The United Nations has completed the first global assessment of the state of the planet’s land resources, finding in a report released yesterday that a quarter of all land is highly degraded and warning the trend must be reversed if the world’s growing population is to be fed.
The UN Food and Agriculture Organization (FAO) estimates that farmers will have to produce 70 per cent more food by 2050 to meet the needs of the world’s expected nine-billion population.
That amounts to a billion tonnes more wheat, rice and other cereals and 200 million more tonnes of beef and other livestock.
However, most available land is already being farmed, and in ways that decrease its productivity through practices leading to soil erosion and water wastage.
That means that to meet the world’s future food needs, a major “sustainable intensification” of agricultural productivity on existing farmland will be necessary, the FAO said in the State of the World’s Land and Water Resources for Food and Agriculture report.
The report was released as delegates from around the world met in Durban, South Africa, for a two-week UN climate change conference aimed at breaking the deadlock on how to curb emissions of carbon dioxide and other pollutants.
The report found that climate change, coupled with poor farming practices, had contributed to a decrease in productivity of the world’s farmland following the boom years of the Green Revolution, when crop yields soared thanks to new technologies, pesticides and the introduction of high-yield crops.
Thanks to the Green Revolution, food productivity increased by 150 per cent between 1961 and 2009, even as the world’s cropland grew by only 12 per cent.
But the UN report found that rates of growth have been slowing down in many areas and, today, are only half of what they were at the peak of the revolution.
It found that 25 per cent of the world’s land is now “highly degraded” with soil erosion, water degradation and biodiversity loss.
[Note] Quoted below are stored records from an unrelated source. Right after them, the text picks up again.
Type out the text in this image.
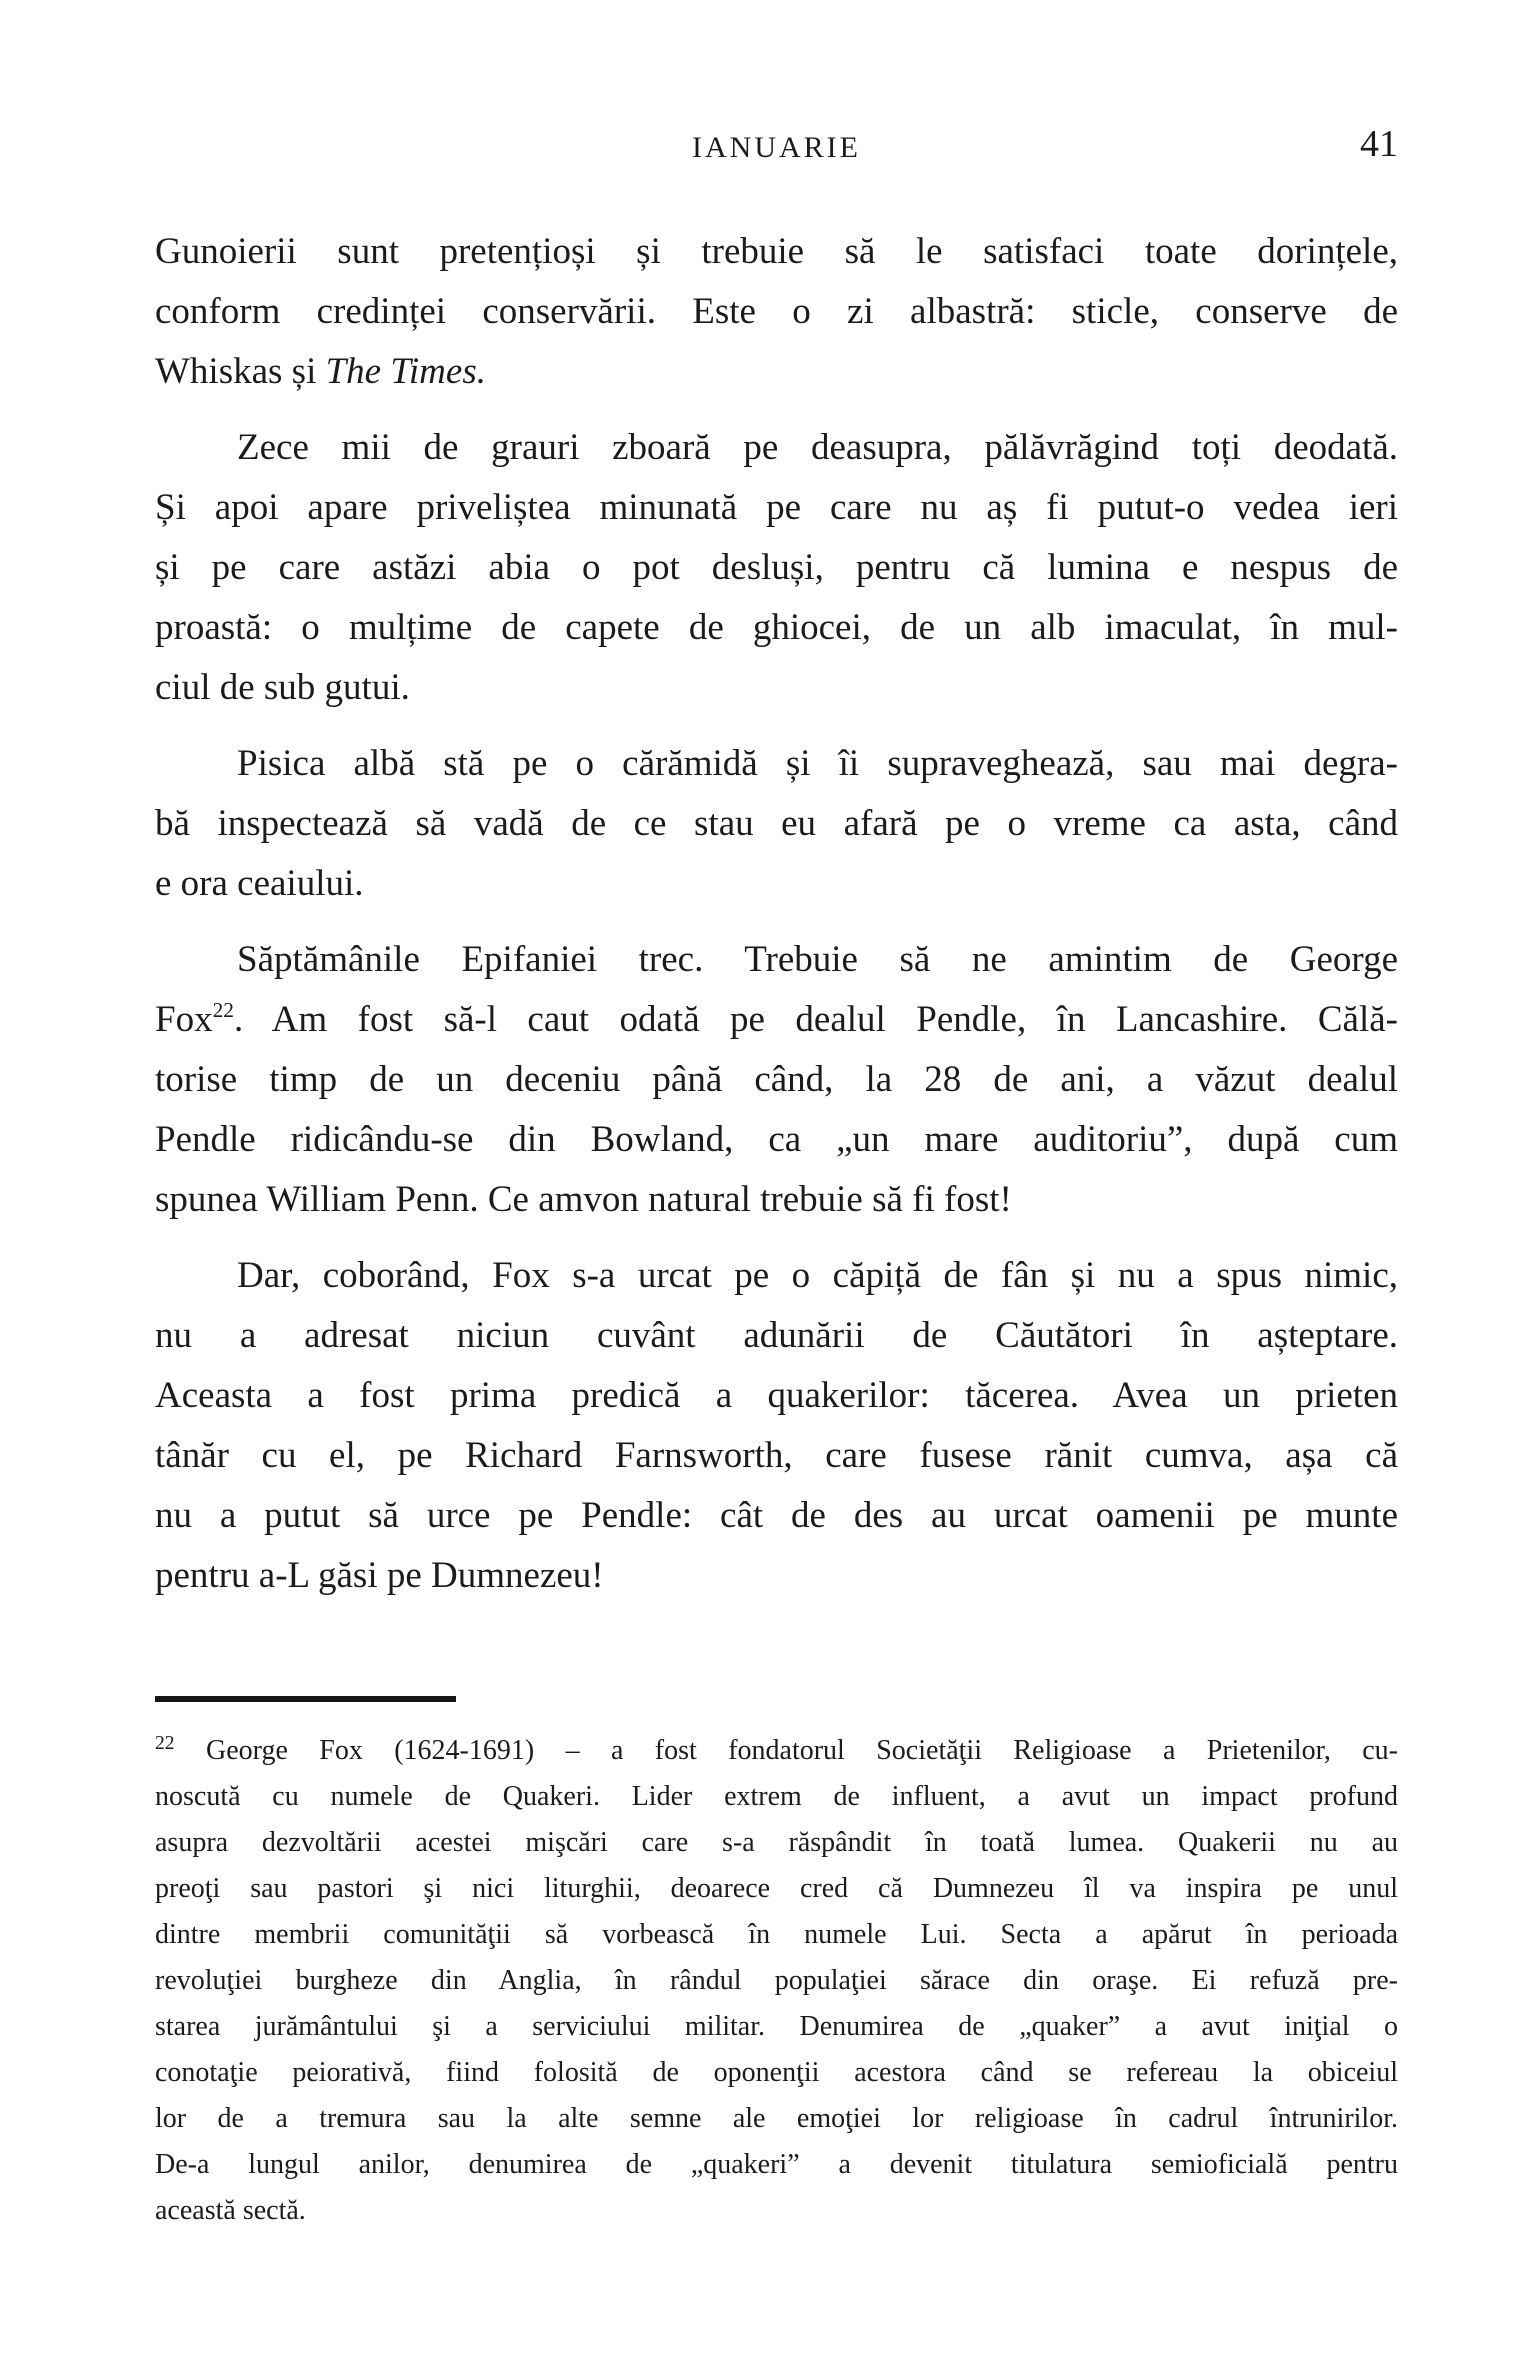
IANUARIE	41

Gunoierii sunt pretențioși și trebuie să le satisfaci toate dorințele,
conform credinței conservării. Este o zi albastră: sticle, conserve de
Whiskas și The Times.

Zece mii de grauri zboară pe deasupra, pălăvrăgind toți deodată.
Și apoi apare priveliștea minunată pe care nu aș fi putut-o vedea ieri
și pe care astăzi abia o pot desluși, pentru că lumina e nespus de
proastă: o mulțime de capete de ghiocei, de un alb imaculat, în mul-
ciul de sub gutui.

Pisica albă stă pe o cărămidă și îi supraveghează, sau mai degra-
bă inspectează să vadă de ce stau eu afară pe o vreme ca asta, când
e ora ceaiului.

Săptămânile Epifaniei trec. Trebuie să ne amintim de George
Fox$^{22}$. Am fost să-l caut odată pe dealul Pendle, în Lancashire. Călă-
torise timp de un deceniu până când, la 28 de ani, a văzut dealul
Pendle ridicându-se din Bowland, ca „un mare auditoriu”, după cum
spunea William Penn. Ce amvon natural trebuie să fi fost!

Dar, coborând, Fox s-a urcat pe o căpiță de fân și nu a spus nimic,
nu a adresat niciun cuvânt adunării de Căutători în așteptare.
Aceasta a fost prima predică a quakerilor: tăcerea. Avea un prieten
tânăr cu el, pe Richard Farnsworth, care fusese rănit cumva, așa că
nu a putut să urce pe Pendle: cât de des au urcat oamenii pe munte
pentru a-L găsi pe Dumnezeu!

$^{22}$ George Fox (1624-1691) – a fost fondatorul Societăţii Religioase a Prietenilor, cu-
noscută cu numele de Quakeri. Lider extrem de influent, a avut un impact profund
asupra dezvoltării acestei mişcări care s-a răspândit în toată lumea. Quakerii nu au
preoţi sau pastori şi nici liturghii, deoarece cred că Dumnezeu îl va inspira pe unul
dintre membrii comunităţii să vorbească în numele Lui. Secta a apărut în perioada
revoluţiei burgheze din Anglia, în rândul populaţiei sărace din oraşe. Ei refuză pre-
starea jurământului şi a serviciului militar. Denumirea de „quaker” a avut iniţial o
conotaţie peiorativă, fiind folosită de oponenţii acestora când se refereau la obiceiul
lor de a tremura sau la alte semne ale emoţiei lor religioase în cadrul întrunirilor.
De-a lungul anilor, denumirea de „quakeri” a devenit titulatura semioficială pentru
această sectă.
Another 8 per cent is moderately degraded, while 36 per cent is stable or slightly degraded and 10 per cent is ranked as “improving”.
The rest of the Earth’s surface is either bare or covered by inland water bodies.
Some examples of areas at risk: Western Europe, where highly intensive agriculture has led to pollution of soil and aquifers and a resulting loss of biodiversity.
In the highlands of the Himalayas, the Andes, the Ethiopian plateau and southern Africa, soil erosion has been coupled with increased intensity of floods. In south-east and eastern Asia’s rice-based food systems, land has been abandoned thanks in part to a loss of its cultural value.
The report found that water around the world is becoming more scarce and salinated, while groundwater is becoming more polluted by agricultural runoff and other toxins.
In order to meet the world’s water needs in 2050, more efficient irrigation will be necessary since most systems currently perform well below their capacity, the FAO said. The agency called for new farming practices like integrated irrigation and fish-farm systems to meet those demands, as well as overall investment in agricultural development.
The price tag deemed necessary for food security investments through 2050: US$1 trillion (S$1.3 trillion) in irrigation water management alone for developing countries, with another US$160 billion for soil conservation and flood control.